What is NCR Paper?Also known as “Carbonless copy paper”
NCR paper was intended to replace an earlier version of copy paper know as carbon paper. It’s used to make a copy of an original handwritten or impact printed paper form. Developed by the NCR corporation as a clean, biodegradable, manual, non-mechanical or non-electronic document replication system.
How’s it work?
NCR paper is made up of one or more sheets of paper which are coated with very tiny micro-encapsulated dye or ink droplets and reactive clay. Where “micro-encapsulated” or also known as “microsphere” and where “clay” as fine silica sand.

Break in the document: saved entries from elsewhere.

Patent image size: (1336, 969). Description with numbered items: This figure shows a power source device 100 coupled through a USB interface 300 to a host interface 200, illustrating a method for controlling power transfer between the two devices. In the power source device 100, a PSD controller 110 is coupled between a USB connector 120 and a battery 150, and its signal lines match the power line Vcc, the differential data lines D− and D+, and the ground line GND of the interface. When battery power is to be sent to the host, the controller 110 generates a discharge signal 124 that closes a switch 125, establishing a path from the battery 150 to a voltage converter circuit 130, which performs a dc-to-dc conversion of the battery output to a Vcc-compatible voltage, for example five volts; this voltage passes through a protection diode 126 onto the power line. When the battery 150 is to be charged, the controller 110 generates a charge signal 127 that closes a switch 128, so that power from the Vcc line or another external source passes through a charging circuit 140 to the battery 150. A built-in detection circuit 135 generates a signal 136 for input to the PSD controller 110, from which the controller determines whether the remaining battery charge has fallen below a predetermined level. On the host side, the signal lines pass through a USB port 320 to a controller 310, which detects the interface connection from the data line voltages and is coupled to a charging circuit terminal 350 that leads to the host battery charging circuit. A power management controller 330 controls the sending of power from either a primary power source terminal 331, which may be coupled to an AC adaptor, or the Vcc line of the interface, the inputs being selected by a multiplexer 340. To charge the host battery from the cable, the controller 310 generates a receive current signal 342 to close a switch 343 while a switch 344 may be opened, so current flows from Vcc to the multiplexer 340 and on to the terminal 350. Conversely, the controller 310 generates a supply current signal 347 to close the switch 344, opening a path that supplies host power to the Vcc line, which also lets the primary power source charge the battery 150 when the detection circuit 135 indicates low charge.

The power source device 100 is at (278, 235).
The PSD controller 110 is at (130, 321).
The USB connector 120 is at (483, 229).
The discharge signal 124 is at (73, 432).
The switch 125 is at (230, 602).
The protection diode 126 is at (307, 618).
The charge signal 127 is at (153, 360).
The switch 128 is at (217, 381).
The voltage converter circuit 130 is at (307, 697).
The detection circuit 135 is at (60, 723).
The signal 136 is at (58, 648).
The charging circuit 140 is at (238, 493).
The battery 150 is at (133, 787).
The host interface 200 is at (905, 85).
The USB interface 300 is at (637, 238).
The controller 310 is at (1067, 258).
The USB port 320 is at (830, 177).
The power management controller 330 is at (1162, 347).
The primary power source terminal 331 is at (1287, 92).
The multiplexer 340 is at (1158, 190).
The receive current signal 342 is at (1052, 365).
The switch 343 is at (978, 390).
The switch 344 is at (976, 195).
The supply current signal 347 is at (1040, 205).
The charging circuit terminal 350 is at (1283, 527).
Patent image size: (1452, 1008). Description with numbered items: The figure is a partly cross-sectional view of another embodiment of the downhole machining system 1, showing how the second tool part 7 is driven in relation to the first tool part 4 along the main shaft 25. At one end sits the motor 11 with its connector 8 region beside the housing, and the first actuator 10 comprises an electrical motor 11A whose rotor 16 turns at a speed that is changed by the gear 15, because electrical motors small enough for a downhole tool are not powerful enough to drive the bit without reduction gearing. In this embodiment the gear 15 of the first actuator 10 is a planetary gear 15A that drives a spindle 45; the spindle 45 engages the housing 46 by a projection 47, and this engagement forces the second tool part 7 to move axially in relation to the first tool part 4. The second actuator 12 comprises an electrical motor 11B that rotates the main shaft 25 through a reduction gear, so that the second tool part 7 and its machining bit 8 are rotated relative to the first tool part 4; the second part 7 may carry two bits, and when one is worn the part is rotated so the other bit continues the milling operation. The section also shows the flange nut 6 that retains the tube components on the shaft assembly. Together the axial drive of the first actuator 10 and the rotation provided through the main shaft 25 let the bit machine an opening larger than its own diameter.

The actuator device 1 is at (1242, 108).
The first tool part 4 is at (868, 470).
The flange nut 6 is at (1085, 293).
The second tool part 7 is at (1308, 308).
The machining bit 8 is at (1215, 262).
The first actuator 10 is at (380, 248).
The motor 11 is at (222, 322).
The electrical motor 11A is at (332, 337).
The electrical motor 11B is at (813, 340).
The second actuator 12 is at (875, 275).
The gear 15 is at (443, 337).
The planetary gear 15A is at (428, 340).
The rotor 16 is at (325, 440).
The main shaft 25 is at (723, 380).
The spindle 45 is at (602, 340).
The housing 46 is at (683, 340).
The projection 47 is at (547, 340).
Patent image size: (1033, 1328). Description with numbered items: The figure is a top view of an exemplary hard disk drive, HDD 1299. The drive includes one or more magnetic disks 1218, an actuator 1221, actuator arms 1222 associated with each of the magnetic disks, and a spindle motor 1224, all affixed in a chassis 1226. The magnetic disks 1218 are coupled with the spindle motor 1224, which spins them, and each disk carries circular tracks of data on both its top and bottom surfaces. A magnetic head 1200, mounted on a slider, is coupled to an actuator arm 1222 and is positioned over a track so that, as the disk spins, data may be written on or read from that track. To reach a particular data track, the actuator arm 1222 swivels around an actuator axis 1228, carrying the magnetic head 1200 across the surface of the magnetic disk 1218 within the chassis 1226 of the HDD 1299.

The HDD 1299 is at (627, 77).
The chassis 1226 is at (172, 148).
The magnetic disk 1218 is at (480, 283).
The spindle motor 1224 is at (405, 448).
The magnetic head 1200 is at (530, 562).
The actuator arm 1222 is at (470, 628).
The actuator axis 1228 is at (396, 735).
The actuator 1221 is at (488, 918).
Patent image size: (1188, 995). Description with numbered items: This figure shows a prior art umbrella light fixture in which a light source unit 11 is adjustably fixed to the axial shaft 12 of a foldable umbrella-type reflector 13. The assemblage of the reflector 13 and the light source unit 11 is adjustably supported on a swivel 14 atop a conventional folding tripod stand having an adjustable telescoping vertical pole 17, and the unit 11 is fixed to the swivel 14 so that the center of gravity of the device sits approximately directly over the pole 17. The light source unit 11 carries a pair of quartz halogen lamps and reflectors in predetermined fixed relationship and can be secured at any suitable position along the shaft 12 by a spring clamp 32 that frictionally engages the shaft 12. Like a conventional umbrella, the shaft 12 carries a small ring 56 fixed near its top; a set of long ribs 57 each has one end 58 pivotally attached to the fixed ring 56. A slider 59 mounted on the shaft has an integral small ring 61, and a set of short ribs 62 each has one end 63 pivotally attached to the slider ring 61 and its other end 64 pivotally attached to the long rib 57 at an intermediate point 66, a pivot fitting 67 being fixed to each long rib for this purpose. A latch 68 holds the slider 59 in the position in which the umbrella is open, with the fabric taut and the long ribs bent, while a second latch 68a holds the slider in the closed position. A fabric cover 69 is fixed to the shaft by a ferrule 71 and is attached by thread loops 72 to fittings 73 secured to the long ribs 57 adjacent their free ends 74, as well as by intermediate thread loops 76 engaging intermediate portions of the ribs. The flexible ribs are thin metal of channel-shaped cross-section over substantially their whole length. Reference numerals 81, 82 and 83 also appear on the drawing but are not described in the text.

The backside of the top sheet is coated with the very fine ink droplets. The top of the next consecutive sheet or sheets are coated with the clay. When force or pressure is applied to the top part of the form by hand writing or impact from an impact printer, the fine ink droplets burst and spill the tiny amount of the dye or ink onto the clay making a permanent mark. The key is to remember that the size of the ink droplet is around 2uM (uM is micrometers or 10 to the -6 power).
Most NCR forms are no more than 5 pages. So the very top page would not have any clay, and the very last sheet-back would have no ink droplets.
Composition of dyes and chemicals
Some dyes are, but not limited to- crystal violet lactone. Other dyes and supporting chemicals used are PTSMH (p-toluene sulfinate of Michler's hydrol), TMA (trimellitic anhydride), phenol-formaldehyde resins, azo dyes, DIPN (diisopropyl naphtalenes), formaldehyde isocyanates, hydrocarbon-based solvents, polycyclic aromatic hydrocarbons, polyoxypropylene diamine, epoxy resins, aliphatic isocyanates, Bisphenol A, diethylene triamine, and others.
Risk
Rare- contact with NCR could cause dermatitis (irritation of the skin, red itchy)
Invented by David Steinhardt and patent.